Déborah de Paula Souza
Caros amigos,
A jornalista paulistana Déborah de Paula Souza talvez seja uma
poeta bissexta, para usar a classificação de Manuel Bandeira. Embora garanta que
nunca parou de escrever, ela publicou um livro no início dos anos 80 e agora,
mais de duas décadas depois, acaba de aprontar o segundo. O primeiro, Moça
Mousse Musselina, de 1982, saiu pelas Edições Pindaíba, selo identificado
com o que se chamou, nos anos 70 e 80, de poesia marginal.
Os escritos de Déborah, no entanto, não tinham nada da suposta “marginalidade”

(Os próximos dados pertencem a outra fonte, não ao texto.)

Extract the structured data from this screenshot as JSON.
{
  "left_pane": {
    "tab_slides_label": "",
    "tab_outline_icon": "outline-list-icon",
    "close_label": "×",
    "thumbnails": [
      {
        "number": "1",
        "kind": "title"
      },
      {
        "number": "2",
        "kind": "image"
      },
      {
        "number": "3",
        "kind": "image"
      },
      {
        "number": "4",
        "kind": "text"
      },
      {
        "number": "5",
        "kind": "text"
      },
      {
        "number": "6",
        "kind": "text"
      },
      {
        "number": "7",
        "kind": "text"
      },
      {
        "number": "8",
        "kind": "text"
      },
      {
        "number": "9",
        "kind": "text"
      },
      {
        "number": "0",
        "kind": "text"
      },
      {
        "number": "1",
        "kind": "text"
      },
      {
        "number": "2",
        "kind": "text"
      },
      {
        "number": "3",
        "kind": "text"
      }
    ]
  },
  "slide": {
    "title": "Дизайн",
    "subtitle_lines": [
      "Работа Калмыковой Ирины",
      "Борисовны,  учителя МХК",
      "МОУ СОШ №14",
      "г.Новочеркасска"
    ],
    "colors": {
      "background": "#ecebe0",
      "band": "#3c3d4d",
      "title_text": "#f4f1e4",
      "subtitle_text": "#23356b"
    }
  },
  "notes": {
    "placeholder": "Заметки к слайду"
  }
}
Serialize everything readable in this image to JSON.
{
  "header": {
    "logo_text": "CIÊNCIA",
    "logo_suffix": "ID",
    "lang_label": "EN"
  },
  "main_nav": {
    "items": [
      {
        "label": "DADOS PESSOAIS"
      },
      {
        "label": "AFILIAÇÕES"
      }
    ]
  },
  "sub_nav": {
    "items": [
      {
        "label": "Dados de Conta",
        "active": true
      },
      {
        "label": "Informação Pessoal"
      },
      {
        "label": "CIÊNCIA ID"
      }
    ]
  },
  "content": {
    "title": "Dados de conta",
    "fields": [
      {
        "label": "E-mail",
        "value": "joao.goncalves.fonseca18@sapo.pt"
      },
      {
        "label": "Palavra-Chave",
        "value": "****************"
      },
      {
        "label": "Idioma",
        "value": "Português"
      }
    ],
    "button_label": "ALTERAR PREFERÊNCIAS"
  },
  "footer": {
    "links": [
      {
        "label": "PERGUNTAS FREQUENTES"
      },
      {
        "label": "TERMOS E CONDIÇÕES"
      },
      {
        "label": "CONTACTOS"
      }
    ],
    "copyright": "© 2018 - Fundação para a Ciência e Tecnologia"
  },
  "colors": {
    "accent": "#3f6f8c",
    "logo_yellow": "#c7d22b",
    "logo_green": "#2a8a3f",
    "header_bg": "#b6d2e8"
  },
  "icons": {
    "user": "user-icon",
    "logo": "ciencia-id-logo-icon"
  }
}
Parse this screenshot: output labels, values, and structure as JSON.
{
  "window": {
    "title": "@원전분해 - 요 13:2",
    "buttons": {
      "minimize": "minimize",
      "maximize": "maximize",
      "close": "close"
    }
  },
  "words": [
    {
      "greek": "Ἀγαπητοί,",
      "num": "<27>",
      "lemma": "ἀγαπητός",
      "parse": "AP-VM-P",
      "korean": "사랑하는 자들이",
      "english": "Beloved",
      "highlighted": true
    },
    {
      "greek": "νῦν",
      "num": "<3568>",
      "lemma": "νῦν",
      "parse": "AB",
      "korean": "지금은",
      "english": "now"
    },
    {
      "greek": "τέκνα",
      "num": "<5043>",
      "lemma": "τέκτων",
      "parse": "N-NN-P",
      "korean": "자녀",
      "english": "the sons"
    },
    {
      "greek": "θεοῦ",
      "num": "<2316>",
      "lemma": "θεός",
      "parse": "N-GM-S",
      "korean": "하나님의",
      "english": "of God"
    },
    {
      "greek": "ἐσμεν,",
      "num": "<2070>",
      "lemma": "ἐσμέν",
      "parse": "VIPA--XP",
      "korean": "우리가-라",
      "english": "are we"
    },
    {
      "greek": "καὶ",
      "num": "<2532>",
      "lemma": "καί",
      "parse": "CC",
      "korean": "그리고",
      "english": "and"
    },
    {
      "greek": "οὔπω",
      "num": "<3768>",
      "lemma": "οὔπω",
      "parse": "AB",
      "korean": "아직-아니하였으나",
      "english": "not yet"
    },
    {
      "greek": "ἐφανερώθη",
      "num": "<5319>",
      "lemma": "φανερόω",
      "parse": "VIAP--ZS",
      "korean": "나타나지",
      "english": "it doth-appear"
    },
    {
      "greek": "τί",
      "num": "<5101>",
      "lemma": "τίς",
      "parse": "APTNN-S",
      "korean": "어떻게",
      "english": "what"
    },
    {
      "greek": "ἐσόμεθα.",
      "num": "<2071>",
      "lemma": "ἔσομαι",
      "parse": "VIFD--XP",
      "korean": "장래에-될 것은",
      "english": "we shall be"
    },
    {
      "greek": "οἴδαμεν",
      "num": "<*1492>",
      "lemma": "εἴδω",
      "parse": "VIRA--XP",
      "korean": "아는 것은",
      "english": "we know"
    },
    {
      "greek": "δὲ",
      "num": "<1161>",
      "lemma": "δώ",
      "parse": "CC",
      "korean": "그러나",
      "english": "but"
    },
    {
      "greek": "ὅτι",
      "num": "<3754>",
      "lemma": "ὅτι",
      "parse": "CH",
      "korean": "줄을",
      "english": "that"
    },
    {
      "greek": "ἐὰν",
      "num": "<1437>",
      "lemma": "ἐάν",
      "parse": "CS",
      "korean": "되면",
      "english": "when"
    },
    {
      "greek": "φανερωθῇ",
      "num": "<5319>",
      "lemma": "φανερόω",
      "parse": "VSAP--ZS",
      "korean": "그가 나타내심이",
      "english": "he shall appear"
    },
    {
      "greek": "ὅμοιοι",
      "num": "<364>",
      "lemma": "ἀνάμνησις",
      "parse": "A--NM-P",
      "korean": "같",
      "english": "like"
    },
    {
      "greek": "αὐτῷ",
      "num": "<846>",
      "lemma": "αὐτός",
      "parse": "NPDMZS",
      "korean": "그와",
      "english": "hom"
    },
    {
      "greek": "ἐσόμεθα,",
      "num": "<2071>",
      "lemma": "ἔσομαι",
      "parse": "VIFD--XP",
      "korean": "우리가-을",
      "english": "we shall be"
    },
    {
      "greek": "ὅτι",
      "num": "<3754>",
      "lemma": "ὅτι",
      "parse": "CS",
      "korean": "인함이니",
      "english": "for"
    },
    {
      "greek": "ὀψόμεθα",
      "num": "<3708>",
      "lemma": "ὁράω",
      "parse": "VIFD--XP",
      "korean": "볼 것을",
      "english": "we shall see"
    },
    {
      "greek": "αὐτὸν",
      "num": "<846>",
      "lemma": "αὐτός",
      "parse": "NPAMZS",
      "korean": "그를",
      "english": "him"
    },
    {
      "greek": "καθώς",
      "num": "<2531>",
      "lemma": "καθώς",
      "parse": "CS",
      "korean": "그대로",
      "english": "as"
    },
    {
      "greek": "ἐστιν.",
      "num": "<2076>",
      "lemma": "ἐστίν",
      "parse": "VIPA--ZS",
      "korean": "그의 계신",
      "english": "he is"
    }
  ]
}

da editora. Ao ler o Moça Mousse, o poeta José Paulo Paes destacou a
leveza com que a jovem poeta trabalhava com itens do dia-a-dia: “Agrada-me em
você uma certa delicadeza de toque, uma certa finura no descobrir patético do
cotidiano que, mais do que certas audácias, parecem ser o seu natural — e, por
natural, melhor — de poeta”.
Para o crítico Fábio Lucas, leveza é também a palavra-chave nos textos
inaugurais de Déborah. “Gosto do seu poder de síntese, da sensualidade
contida/revelada. Você pisa o território lírico com a leveza de uma gata. Mas o
texto reflete tempestades invisíveis, atitude mental que a aproxima de Clarice
Lispector”, escreve ele.
Agora, após depois de sua extensa temporada de silêncio, Déborah tem pronto
O Livro Vermelho, um trabalho que reúne poemas inéditos — e, claro, nada tem
a ver com a obra homônima do camarada Mao. O leitor deste boletim encontra aqui
a oportunidade de ler em primeira mão alguns dos poemas dessa nova coletânea. No
final, incluí também "Enxoval", um texto da primeira obra.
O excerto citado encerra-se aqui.